|
INTRODUCTION
The
innocent traveller could be forgiven for assuming that Trieste and
the adjoining Italian provinces of Gorizia and Udine are totally
Italian in language and culture.
But as you leave the centre of Trieste and
Gorizia towns behind, you are entering another linguistic universe -
the hidden world of Slovene Trieste, buried under an absence of
linguistic markers, though nowadays with a few bilingual signs to
indicate that another people live here too. The entire north-east
frontier of Italy is home to some 100,000 Slovenes out of a total
Italian population of some 500,000. They are not a people that have
flooded across the frontiers from Slovenia proper, it is rather that
the frontiers have marooned them in an Italy that does not want to
admit their existence and has often tried to wipw out their
community.
In Trieste province, the 49,000 Slovenes (out
of an overall population of 300,000) have an unbroken tradition of
settlement going back over more than a thousand years, whereas the
Italians are much more recent arrivals.
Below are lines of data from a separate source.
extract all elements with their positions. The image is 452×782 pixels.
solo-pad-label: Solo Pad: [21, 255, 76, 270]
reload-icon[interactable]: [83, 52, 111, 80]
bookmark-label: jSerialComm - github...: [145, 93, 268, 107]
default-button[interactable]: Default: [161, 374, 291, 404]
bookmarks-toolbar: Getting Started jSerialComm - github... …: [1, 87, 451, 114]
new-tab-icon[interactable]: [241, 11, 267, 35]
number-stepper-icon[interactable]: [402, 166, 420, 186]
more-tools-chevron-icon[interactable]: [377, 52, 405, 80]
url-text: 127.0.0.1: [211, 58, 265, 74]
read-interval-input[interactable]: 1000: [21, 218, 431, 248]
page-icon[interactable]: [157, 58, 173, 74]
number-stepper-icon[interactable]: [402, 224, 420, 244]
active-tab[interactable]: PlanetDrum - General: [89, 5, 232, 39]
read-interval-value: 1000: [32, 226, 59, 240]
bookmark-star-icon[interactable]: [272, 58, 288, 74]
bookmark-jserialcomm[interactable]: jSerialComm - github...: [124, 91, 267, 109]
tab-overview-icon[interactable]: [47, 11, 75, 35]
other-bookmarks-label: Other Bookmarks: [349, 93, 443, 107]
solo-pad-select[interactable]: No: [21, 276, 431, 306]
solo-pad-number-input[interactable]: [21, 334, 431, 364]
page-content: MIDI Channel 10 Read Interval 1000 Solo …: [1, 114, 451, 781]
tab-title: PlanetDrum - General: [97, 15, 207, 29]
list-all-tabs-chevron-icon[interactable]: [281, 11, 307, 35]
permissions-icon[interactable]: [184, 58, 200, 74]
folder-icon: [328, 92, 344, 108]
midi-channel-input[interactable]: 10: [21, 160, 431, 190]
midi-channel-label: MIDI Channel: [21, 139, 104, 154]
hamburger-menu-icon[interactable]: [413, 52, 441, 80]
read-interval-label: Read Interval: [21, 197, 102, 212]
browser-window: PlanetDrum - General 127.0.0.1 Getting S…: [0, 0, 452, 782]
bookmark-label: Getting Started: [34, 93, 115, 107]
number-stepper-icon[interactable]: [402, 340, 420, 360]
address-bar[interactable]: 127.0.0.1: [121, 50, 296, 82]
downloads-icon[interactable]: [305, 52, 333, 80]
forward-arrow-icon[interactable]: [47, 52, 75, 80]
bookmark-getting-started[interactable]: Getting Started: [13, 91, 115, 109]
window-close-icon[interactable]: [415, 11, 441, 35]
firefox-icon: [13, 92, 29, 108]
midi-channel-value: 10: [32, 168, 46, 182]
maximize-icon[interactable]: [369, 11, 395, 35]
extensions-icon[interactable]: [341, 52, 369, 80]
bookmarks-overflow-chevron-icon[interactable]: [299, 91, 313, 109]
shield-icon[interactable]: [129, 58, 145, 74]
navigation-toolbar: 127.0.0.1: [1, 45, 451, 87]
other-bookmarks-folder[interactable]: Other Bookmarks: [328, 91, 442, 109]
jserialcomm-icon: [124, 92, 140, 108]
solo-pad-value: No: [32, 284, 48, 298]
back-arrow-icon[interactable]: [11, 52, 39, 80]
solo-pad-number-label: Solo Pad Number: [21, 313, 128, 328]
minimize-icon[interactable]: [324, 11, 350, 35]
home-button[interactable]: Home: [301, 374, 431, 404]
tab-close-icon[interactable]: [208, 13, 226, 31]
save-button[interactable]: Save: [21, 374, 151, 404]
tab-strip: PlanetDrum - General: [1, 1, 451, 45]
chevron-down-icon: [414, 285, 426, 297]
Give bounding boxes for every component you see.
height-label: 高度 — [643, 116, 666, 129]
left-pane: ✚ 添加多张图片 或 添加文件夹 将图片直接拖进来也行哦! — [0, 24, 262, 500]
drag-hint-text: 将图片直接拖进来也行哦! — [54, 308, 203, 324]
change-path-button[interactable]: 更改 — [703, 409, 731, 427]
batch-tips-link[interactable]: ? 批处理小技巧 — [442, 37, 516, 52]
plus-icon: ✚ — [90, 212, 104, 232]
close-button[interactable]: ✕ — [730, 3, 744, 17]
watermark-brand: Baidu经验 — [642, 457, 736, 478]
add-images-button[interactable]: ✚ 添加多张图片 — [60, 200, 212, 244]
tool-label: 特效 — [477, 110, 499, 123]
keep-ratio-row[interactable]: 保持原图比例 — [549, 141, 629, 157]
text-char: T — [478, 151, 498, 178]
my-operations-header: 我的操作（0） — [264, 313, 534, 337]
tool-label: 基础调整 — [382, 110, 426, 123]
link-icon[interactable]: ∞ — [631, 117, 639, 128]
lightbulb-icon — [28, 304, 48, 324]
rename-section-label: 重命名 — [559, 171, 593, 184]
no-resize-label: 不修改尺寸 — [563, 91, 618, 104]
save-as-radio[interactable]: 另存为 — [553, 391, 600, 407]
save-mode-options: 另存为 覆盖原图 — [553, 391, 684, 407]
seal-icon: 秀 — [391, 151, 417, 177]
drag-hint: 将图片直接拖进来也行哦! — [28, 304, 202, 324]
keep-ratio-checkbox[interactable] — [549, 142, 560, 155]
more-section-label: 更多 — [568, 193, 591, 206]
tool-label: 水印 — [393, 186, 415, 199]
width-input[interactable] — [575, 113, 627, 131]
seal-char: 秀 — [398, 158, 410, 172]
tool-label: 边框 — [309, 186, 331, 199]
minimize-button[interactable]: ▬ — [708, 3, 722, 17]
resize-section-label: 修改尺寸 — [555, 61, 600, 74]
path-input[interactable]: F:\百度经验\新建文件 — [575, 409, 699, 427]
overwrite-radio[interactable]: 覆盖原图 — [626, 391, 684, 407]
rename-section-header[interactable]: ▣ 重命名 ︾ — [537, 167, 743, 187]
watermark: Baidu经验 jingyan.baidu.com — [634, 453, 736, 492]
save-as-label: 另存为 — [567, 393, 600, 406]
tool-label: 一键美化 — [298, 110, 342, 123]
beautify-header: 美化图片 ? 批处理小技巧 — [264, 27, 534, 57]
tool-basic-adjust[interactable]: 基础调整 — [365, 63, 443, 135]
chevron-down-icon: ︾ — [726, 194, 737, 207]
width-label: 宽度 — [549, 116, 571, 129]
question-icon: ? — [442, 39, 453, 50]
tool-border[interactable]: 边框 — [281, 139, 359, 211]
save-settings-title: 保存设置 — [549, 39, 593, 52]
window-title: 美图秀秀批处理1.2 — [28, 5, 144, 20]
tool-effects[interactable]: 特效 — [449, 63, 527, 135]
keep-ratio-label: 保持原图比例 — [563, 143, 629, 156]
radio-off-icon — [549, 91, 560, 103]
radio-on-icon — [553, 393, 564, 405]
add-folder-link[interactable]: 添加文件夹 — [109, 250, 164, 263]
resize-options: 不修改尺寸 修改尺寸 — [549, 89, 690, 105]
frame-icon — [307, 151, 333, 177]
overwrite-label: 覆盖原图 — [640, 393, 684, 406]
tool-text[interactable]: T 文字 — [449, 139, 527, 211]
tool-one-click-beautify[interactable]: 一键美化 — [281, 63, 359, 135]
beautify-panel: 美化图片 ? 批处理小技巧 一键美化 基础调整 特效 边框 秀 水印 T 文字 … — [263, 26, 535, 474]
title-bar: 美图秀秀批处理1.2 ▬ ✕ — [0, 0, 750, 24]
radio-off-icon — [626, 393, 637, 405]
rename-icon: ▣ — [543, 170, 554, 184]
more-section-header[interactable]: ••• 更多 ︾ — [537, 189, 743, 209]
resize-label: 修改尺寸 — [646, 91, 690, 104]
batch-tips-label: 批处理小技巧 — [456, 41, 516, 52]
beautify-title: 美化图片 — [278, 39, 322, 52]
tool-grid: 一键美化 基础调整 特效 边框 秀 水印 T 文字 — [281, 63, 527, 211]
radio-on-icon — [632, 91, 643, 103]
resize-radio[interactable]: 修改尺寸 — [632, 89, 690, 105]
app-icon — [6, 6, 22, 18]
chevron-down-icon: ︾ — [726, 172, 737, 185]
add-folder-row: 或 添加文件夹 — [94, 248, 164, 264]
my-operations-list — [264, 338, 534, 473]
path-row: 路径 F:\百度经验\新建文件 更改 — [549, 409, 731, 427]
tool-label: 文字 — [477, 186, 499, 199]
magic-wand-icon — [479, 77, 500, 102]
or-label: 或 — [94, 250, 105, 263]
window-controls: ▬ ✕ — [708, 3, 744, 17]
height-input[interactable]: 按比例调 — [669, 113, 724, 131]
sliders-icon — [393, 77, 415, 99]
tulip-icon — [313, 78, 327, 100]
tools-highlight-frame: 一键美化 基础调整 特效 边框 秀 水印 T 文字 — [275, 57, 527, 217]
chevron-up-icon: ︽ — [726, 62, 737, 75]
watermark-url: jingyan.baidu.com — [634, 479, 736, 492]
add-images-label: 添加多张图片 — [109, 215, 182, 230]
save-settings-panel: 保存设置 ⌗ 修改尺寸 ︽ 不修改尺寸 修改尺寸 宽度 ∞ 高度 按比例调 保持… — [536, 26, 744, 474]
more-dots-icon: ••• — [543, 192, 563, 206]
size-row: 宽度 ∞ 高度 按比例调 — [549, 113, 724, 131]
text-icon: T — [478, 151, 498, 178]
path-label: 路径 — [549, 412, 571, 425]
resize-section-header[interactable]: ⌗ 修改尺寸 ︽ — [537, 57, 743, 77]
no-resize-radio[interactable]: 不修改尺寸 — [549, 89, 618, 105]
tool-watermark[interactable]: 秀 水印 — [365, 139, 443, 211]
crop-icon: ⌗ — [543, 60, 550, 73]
In Udine province this
minority has few community rights, in Gorizia the situation is
somewhat better, and in Trieste there is more than a hint of ethnic
cleansing and mutual hatred, exploited politically by Right Wing
political parties and the Italian Foreign Ministry in advancing its
Balkan policies. In all three provinces the Italian authorities and
large segments of the Italian community play down or deny their
existence in various ways, referring to the Slovenes as "a
people without a past" in spite of their long history.